Coyotes back on ice with excitement, urgency

Coyotes back on ice with excitement, urgency

Published Jan. 7, 2013 4:05 p.m. ET

SCOTTSDALE, Ariz. — With reporters and cameramen crowded around him in a tight hallway Monday at the Ice Den, the Coyotes' practice facility, Shane Doan was asked just how contentious labor negotiations got between the NHL and the NHL Players Association over the past few months.

"It was actually just a great big kumbaya," Doan said with that familiar, innocent grin.  “Everyone was happy.”

With that, it was tempting to believe that normalcy had returned to the Valley’s favorite hockey team. Doan was cracking jokes, Mike Smith’s hair was still a talking point and Boyd Gordon was putting himself in harm’s way on the ice, colliding with Kyle Chipchura and getting his bell rung.

But this will be anything but an ordinary hockey season — and that’s saying something when talking about the ownership-starved Coyotes. With just one week of training camp and just 48 games to decide who goes to the playoffs and who goes home, there is a sense of urgency already present before the coaches, players and management team are even allowed to gather in the same space.

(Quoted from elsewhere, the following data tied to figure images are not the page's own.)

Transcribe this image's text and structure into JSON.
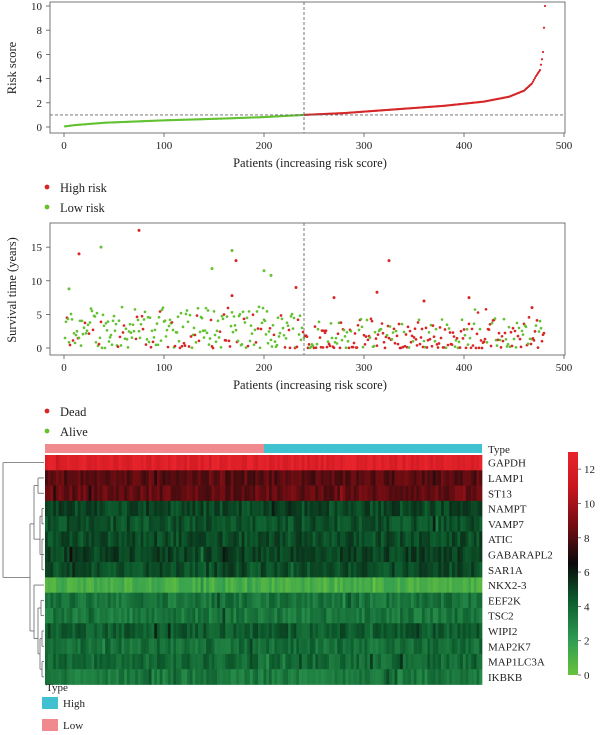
{
  "chart_data": [
    {
      "type": "line",
      "panel": "risk-score",
      "xlabel": "Patients (increasing risk score)",
      "ylabel": "Risk score",
      "xlim": [
        0,
        500
      ],
      "ylim": [
        0,
        10
      ],
      "xticks": [
        "0",
        "100",
        "200",
        "300",
        "400",
        "500"
      ],
      "yticks": [
        "0",
        "2",
        "4",
        "6",
        "8",
        "10"
      ],
      "cutoff_patient": 240,
      "cutoff_score": 1.0,
      "n_patients": 480,
      "curve_points": [
        [
          1,
          0.05
        ],
        [
          10,
          0.15
        ],
        [
          40,
          0.35
        ],
        [
          100,
          0.55
        ],
        [
          160,
          0.7
        ],
        [
          200,
          0.82
        ],
        [
          240,
          1.0
        ],
        [
          280,
          1.15
        ],
        [
          330,
          1.45
        ],
        [
          380,
          1.75
        ],
        [
          420,
          2.1
        ],
        [
          445,
          2.5
        ],
        [
          460,
          3.0
        ],
        [
          468,
          3.6
        ],
        [
          472,
          4.2
        ],
        [
          476,
          4.7
        ],
        [
          478,
          5.6
        ],
        [
          479,
          6.2
        ],
        [
          480,
          8.2
        ],
        [
          481,
          10.0
        ]
      ],
      "series": [
        {
          "name": "High risk",
          "color": "#d62728"
        },
        {
          "name": "Low risk",
          "color": "#63c132"
        }
      ],
      "legend_position": "bottom-left"
    },
    {
      "type": "scatter",
      "panel": "survival",
      "xlabel": "Patients (increasing risk score)",
      "ylabel": "Survival time (years)",
      "xlim": [
        0,
        500
      ],
      "ylim": [
        0,
        18
      ],
      "xticks": [
        "0",
        "100",
        "200",
        "300",
        "400",
        "500"
      ],
      "yticks": [
        "0",
        "5",
        "10",
        "15"
      ],
      "cutoff_patient": 240,
      "highlight_points": [
        {
          "x": 75,
          "y": 17.5,
          "status": "Dead"
        },
        {
          "x": 37,
          "y": 15.0,
          "status": "Alive"
        },
        {
          "x": 15,
          "y": 14.0,
          "status": "Dead"
        },
        {
          "x": 168,
          "y": 14.5,
          "status": "Alive"
        },
        {
          "x": 172,
          "y": 13.0,
          "status": "Dead"
        },
        {
          "x": 148,
          "y": 11.8,
          "status": "Alive"
        },
        {
          "x": 200,
          "y": 11.5,
          "status": "Alive"
        },
        {
          "x": 207,
          "y": 10.8,
          "status": "Alive"
        },
        {
          "x": 325,
          "y": 13.0,
          "status": "Dead"
        },
        {
          "x": 5,
          "y": 8.8,
          "status": "Alive"
        },
        {
          "x": 313,
          "y": 8.3,
          "status": "Dead"
        },
        {
          "x": 168,
          "y": 7.8,
          "status": "Dead"
        },
        {
          "x": 232,
          "y": 9.0,
          "status": "Dead"
        },
        {
          "x": 270,
          "y": 7.5,
          "status": "Dead"
        },
        {
          "x": 360,
          "y": 7.0,
          "status": "Dead"
        },
        {
          "x": 405,
          "y": 7.5,
          "status": "Dead"
        },
        {
          "x": 468,
          "y": 6.0,
          "status": "Dead"
        }
      ],
      "series": [
        {
          "name": "Dead",
          "color": "#d62728"
        },
        {
          "name": "Alive",
          "color": "#63c132"
        }
      ],
      "legend_position": "bottom-left"
    },
    {
      "type": "heatmap",
      "panel": "expression",
      "genes": [
        "GAPDH",
        "LAMP1",
        "ST13",
        "NAMPT",
        "VAMP7",
        "ATIC",
        "GABARAPL2",
        "SAR1A",
        "NKX2-3",
        "EEF2K",
        "TSC2",
        "WIPI2",
        "MAP2K7",
        "MAP1LC3A",
        "IKBKB"
      ],
      "gene_mean_expression": [
        12.3,
        8.2,
        8.4,
        4.8,
        4.6,
        4.7,
        5.0,
        4.7,
        1.2,
        3.5,
        3.4,
        4.3,
        3.7,
        3.9,
        3.3
      ],
      "colorbar_ticks": [
        "0",
        "2",
        "4",
        "6",
        "8",
        "10",
        "12"
      ],
      "colorbar_range": [
        0,
        13
      ],
      "colorbar_colors": [
        "#67c23c",
        "#2e9b52",
        "#0c5a2c",
        "#0a0a0a",
        "#6e0d12",
        "#c7161f",
        "#e8242c"
      ],
      "type_bar_label": "Type",
      "type_groups": [
        {
          "name": "High",
          "color": "#3fc1cf"
        },
        {
          "name": "Low",
          "color": "#f08a8e"
        }
      ],
      "legend_title": "Type"
    }
  ]
}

“From a fan’s perspective, it will be exciting because everything means something,” general manager Don Maloney said. “It may not be playoff hockey, but it’s not far off.”

The challenges are myriad with so little time to prepare. The coaches must install their systems in a week. The players must get in game shape and build chemistry with their teammates. The management team must decide if any personnel moves can and/or should be made.

In one sense, the Coyotes may be in better shape than many teams because a lot of their players have been skating together throughout this protracted lockout.

“Skates here were pretty competitive,” reacquired defenseman Zbynek Michalek said. “When you talk to guys from different teams, different cities, they only have a few guys skating (together). Here we had 10 or more guys all the time. You get to bond with the guys, get together, go for lunch, skate together, play golf — that’s very important.”

“Plus the core of our team is the same,” Maloney added. “We still have the majority of that group that went to the conference finals, so it’s not like we have to integrate a whole lot of new faces.”

Maloney said Monday that training camp will be a bare-bones affair, with no junior players and few minor leaguers who don’t have an obvious chance to make the roster in attendance.

“Early in most seasons, you might try some things, experiment a little with the lineup,” Maloney said. “But now, you can’t dip your toe in the water. You have to be ready to go. A bad start can seal your fate in such a short season.”

That doesn’t preclude a deal or two, Maloney said, noting vaguely that there are a couple things he’d like to do if the opportunity arises and makes sense. Anybody who follows this team knows it is deep on defense and has an All-Star-caliber goaltender in Smith, so forward help — specifically scoring help — would be the obvious thing to look for.

But there is much work to be done in other areas, too, including some off the ice. Some analysts have warned of a fan backlash that could lead to lower attendance figures, but the Coyotes may be helped by the fact that the Cardinals just wrapped up a 5-11 season and the Suns are hovering anywhere between a high and mid-level lottery pick.

The Coyotes are the best team in town — a club fresh off a Pacific Division title and berth in the Western Conference final — so they have an obvious advantage, even if they aren’t taking it for granted when speaking to their fan base.

“We’re going to do everything we can to earn back their appreciation of the sport,” Doan said. “There’s no use saying whose fault (it is) or who did what. I think we all owe them an apology.”

As for fears that this long layoff hurt whatever momentum the Coyotes had built from a long-awaited playoff run, Doan was realistic in assessing the road ahead.

“We’ve got to try to get that momentum back as an organization,” Doan said. “Raising a (Pacific Division) banner — hopefully that helps.”